Docu-bio
3étoile(s) 3étoile(s) 3étoile(s) 3étoile(s) 3étoile(s)

JOURNAL DE FRANCE

Claudine Nougaret & Raymond Depardon (France 2012)

Les citoyens de France et les habitants d’ailleurs

100 min.
13 juin 2012
JOURNAL DE FRANCE

On le sait depuis longtemps et on en a encore aujourd’hui une emballante confirmation rien de ce qui est humain n’est étranger à Raymond Depardon.

Ce qui est unique chez ce septuagénaire toujours « on the road » ce n’est pas son souci depuis plus de 50 ans de prendre le pouls de la planète (*) ni sa technique faite de simplicité et de disponibilité pour en mesurer les soubresauts mais son attention à l’autre même dans les situations les plus périlleuses.

Attention qu’il exprime avec acuité, intelligence et recherche d’équilibre entre authenticité (refus obstiné du pittoresque ou de la pêche à l’émotion), respect du sujet observé et envie de porter sur notre époque un regard principalement scrutateur, accessoirement dénonciateur.

Dans ce « Journal de France » tel Ulysse revenant à Ithaque après de longs voyages, Raymond Depardon retrouve la France, la beauté de ses paysages, la diversité de ses villages et la bonhommie de ses habitants.

Retrouve et redécouvre un pays, le sien et en même temps renoue, avec une œuvre, la sienne, dont il a chargé Claudine Nougaret, son ingénieure de son, productrice et compagne de vie depuis 20 ans, d’extraire des inédits de ses films les plus emblématiques – « Profils paysans », « Afrique, comment ça va avec la douleur ? », « Flagrants délits » …

Il y a dans ce périple hexagonal - trépied, Leica avec rideau noir, chambre de développement nichée dans une fourgonnette blanche, lourde sacoche à l’épaule et bonnet de laine vissé sur le crâne – quelque chose d’original et de traditionnel.

Qui rappelle par ses engagements pédagogiques à comprendre le fonctionnement d’un pays « Le tour de la France par deux enfants », ce grand classique des leçons de choses que G.Bruno proposait aux élèves de l’entre-deux-guerres (1870 et 1914).

La matière ne serait rien sans la manière de la mettre en valeur.
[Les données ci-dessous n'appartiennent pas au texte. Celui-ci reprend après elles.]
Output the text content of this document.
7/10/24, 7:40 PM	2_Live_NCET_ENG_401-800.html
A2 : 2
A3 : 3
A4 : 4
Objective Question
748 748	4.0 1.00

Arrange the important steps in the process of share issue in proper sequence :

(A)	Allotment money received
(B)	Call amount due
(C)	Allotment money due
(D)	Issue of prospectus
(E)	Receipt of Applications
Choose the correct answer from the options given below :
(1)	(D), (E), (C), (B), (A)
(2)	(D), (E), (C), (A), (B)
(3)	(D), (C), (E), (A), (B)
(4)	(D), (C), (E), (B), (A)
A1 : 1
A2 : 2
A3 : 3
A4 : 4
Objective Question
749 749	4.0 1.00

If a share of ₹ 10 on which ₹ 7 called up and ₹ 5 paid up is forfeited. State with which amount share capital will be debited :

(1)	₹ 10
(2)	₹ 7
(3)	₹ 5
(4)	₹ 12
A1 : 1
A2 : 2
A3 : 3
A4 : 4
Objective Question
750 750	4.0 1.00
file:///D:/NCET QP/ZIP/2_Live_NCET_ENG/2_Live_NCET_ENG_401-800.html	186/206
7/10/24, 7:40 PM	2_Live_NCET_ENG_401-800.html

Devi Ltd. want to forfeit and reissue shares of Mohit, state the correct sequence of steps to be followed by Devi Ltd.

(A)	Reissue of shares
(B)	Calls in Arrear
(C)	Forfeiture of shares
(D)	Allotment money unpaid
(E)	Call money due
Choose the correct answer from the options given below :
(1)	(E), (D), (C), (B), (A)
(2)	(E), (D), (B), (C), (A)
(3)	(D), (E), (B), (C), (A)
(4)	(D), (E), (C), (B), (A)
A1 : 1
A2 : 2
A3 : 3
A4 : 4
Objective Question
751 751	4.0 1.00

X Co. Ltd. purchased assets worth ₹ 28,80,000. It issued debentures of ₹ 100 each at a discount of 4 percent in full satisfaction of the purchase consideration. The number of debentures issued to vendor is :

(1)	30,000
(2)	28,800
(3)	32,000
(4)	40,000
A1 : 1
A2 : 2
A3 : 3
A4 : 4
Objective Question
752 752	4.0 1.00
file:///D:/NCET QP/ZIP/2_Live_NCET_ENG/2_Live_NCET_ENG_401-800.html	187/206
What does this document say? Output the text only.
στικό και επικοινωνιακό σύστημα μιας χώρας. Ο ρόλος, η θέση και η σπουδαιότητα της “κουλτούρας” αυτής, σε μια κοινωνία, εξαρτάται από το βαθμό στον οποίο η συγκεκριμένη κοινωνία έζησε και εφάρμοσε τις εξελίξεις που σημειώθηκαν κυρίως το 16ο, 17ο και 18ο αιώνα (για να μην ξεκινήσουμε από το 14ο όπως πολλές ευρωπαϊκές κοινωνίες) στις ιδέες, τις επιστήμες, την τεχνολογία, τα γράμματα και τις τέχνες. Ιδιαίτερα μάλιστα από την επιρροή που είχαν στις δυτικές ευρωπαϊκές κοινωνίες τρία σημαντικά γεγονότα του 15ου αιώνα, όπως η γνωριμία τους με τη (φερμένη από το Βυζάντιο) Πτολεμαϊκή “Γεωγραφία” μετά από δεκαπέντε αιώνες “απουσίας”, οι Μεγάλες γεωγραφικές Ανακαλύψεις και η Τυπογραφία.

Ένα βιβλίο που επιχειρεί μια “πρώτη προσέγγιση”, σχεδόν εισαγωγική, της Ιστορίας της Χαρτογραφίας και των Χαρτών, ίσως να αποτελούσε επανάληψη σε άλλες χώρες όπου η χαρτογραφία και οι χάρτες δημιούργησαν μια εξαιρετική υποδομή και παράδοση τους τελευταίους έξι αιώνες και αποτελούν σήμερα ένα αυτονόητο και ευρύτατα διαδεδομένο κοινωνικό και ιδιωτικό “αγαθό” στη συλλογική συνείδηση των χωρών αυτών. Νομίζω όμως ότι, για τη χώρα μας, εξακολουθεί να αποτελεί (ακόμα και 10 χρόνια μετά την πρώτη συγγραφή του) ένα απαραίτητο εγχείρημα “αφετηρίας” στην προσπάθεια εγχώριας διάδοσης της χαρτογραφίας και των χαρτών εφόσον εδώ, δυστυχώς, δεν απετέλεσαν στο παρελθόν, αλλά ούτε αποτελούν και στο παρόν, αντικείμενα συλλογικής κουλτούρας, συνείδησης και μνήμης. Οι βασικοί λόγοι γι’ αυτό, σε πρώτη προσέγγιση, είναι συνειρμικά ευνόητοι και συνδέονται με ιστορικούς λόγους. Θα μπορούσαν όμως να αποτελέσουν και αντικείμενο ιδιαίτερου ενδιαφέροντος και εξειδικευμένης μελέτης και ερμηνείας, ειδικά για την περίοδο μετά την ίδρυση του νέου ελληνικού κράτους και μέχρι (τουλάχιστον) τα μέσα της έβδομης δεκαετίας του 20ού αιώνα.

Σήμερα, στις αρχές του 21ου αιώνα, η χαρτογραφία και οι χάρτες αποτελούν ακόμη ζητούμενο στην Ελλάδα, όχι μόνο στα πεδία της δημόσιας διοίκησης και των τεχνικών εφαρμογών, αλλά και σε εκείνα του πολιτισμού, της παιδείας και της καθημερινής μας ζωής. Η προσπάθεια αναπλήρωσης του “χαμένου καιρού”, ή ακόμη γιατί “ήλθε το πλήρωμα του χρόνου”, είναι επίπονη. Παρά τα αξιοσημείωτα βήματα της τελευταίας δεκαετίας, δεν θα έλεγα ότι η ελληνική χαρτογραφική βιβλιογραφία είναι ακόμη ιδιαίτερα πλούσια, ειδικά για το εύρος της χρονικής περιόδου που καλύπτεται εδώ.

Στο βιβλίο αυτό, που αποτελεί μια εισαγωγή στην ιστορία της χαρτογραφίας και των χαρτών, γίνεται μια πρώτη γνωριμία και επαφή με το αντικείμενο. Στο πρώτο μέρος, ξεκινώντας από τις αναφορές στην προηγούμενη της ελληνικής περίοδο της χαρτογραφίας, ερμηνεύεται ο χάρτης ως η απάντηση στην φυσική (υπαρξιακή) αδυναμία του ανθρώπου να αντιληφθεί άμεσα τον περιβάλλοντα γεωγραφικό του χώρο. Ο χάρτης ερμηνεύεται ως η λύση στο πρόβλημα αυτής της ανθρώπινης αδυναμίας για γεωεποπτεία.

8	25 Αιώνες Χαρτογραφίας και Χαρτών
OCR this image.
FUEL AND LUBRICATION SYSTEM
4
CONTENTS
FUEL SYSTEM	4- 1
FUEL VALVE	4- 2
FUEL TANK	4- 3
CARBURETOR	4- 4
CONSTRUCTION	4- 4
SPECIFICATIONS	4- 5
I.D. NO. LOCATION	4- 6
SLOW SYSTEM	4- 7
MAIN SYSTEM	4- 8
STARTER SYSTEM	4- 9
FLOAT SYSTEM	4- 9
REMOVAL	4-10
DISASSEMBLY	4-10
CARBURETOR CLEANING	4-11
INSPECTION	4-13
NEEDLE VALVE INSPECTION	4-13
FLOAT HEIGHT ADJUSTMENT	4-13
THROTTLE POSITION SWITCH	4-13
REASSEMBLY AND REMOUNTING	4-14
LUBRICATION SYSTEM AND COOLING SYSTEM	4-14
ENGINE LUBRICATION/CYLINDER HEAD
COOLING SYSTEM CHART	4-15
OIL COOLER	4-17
De donner cette impression qu’elle est fixée à la fois dans le présent qui raconte et intemporelle des archives qui la sauvegardent.

Belle leçon de cinéma par son crédo que « l’image ne doit pas en rajouter » ce dernier film de Depardon est aussi un magnifique hommage aux hommes et aux femmes qui font un pays.

S’il devait être synthétisé en deux mots, ceux de confiance (dans les individus filmés), de responsabilité (du réalisateur à ne pas passer à côté de son sujet) feraient l’affaire.

Deux mots pour un explorateur qui, attention au réel, sensibilité et patience en bandoulière, parvient à portraitiser bien plus que l’enveloppe physique de ce qu’il donne à voir.

Raison pour laquelle sans doute François Hollande l’a choisi pour symboliser la normalité dont il a fait, durant sa campagne électorale, son cheval de bataille.

A chacun de se demander si c’est une photo adaptée à la mission présidentielle. (mca)

 (*) photographe durant la guerre d’ Algérie, cinéaste-documentariste pour relater la séquestration de Françoise Claustre, réalisateur-témoin de conditions de vie comme celles du ghetto de Soweto ou des résidents de l’asile psychiatrique de San Clemente près de Venise …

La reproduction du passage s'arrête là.